L’iniziativa degli utenti più affezionati

Di tutta risposta, coloro che volevano salvare il materiale pornografico di Tumblr e mantenere viva la sua tradizione, hanno fondato un gruppo di volontari chiamati Archive Team che hanno provveduto a fare un backup di tutto il materiale prima della fatidica data, aiutati anche dall’Internet Archive, un’organizzazione no profit americana che ha messo a disposizione il suo Wayback Machine, ovvero il suo archivio digitale.

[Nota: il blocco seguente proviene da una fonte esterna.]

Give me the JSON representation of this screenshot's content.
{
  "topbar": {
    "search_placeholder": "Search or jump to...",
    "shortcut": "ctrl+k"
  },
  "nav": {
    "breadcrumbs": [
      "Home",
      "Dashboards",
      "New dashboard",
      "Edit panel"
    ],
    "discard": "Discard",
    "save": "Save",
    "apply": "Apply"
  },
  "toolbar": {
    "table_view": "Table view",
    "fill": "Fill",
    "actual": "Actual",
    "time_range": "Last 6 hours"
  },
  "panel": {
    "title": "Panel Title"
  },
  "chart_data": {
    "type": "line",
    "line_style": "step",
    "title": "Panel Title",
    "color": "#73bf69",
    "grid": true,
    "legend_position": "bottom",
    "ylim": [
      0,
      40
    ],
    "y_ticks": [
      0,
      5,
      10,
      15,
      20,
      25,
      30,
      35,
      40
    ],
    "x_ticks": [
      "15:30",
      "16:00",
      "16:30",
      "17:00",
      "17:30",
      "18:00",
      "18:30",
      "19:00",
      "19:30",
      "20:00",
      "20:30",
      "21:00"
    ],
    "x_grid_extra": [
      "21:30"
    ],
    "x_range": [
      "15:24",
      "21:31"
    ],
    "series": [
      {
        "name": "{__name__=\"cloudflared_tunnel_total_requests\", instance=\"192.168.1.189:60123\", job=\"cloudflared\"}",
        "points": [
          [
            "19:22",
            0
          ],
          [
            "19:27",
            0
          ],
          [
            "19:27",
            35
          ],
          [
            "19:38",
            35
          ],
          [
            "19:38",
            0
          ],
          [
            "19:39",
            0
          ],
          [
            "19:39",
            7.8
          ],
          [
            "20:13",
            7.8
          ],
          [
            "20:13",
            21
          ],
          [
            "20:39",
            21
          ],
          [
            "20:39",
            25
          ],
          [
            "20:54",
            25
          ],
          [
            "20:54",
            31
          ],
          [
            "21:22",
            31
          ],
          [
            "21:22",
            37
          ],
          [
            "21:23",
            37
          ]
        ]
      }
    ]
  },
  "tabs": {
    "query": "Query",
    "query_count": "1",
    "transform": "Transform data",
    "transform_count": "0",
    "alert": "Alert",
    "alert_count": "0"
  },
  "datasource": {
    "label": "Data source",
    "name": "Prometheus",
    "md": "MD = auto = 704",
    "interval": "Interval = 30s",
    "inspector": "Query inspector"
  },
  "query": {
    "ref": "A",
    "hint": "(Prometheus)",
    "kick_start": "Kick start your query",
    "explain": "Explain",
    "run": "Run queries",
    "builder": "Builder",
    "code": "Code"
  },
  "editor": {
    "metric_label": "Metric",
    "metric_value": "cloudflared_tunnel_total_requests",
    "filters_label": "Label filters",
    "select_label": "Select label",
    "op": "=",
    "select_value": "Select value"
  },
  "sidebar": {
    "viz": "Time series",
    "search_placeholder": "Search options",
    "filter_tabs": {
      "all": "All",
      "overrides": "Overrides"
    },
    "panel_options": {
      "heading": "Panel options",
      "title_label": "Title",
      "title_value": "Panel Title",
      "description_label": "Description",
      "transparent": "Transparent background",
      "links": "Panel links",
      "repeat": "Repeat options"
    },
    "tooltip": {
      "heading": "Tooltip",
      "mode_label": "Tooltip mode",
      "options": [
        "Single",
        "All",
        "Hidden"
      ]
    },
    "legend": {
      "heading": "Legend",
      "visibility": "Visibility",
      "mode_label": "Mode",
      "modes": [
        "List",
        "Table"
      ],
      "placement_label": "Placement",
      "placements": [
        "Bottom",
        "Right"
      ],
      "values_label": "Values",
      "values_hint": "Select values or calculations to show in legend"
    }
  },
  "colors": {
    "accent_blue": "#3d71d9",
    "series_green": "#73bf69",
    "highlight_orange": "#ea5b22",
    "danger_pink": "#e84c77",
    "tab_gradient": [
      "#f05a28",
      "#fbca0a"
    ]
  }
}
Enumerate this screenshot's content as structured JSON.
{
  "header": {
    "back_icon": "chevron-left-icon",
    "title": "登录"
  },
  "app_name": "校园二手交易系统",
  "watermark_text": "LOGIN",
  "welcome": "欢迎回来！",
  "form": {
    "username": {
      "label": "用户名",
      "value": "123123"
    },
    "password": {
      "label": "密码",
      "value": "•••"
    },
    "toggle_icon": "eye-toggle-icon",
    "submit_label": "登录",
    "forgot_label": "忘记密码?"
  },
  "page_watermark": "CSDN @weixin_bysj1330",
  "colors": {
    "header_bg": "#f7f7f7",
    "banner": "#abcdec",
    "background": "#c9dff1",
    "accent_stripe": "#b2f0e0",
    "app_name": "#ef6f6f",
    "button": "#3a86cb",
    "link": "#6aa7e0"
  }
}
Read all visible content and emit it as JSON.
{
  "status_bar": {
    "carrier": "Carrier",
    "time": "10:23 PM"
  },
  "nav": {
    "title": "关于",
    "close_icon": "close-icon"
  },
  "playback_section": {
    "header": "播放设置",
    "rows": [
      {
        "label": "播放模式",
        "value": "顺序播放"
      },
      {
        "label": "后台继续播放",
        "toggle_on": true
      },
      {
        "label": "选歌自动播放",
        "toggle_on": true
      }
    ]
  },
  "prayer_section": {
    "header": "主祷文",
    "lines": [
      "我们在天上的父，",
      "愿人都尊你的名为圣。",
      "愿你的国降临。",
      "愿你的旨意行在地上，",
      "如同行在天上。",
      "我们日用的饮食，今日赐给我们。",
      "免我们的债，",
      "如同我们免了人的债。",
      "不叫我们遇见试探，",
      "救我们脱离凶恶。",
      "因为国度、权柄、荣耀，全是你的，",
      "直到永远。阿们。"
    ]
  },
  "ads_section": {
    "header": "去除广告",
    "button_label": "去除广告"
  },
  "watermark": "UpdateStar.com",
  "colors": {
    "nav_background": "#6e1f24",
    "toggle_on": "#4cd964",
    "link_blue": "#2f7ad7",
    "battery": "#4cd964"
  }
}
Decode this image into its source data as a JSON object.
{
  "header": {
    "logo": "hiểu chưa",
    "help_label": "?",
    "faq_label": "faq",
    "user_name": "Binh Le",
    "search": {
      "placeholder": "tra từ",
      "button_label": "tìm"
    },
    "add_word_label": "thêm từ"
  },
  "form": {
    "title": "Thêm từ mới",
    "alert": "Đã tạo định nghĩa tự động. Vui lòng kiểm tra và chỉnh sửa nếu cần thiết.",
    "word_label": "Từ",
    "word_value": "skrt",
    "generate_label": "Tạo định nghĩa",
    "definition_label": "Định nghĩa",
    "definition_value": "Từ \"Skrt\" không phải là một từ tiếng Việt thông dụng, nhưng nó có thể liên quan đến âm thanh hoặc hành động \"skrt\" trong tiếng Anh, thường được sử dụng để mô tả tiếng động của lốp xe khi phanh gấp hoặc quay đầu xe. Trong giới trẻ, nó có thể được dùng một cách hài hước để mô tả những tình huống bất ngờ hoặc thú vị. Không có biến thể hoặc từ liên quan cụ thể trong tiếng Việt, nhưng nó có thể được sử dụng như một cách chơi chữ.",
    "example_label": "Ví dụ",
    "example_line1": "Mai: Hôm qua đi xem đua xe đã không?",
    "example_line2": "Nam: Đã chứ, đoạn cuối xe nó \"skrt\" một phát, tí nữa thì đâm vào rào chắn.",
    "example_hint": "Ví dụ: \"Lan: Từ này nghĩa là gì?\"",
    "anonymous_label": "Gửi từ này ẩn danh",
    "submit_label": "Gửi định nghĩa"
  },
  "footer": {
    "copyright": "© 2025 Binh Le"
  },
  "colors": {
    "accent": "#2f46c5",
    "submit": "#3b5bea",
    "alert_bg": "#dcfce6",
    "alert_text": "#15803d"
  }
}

Ad affiancare questa corsa contro il tempo, è stata creata la piattaforma Tapblr che ha permesso di ripristinare il proprio blog di Tumblr inserendo le credenziali di accesso dello stesso nella nuova piattaforma: indagando più a fondo, però, poco si sa di chi ha creato tale social e di come riesca a “sfuggire” al controllo delle autorità competenti.

Ma di tutta questa storia una cosa è certa: di fronte ad una limitazione della libertà di espressione, non ci sarà mai un punto di incontro tra le parti interessate e neanche una possibilità di ascolto reciproco, ma solo una continua lotta legale e personale.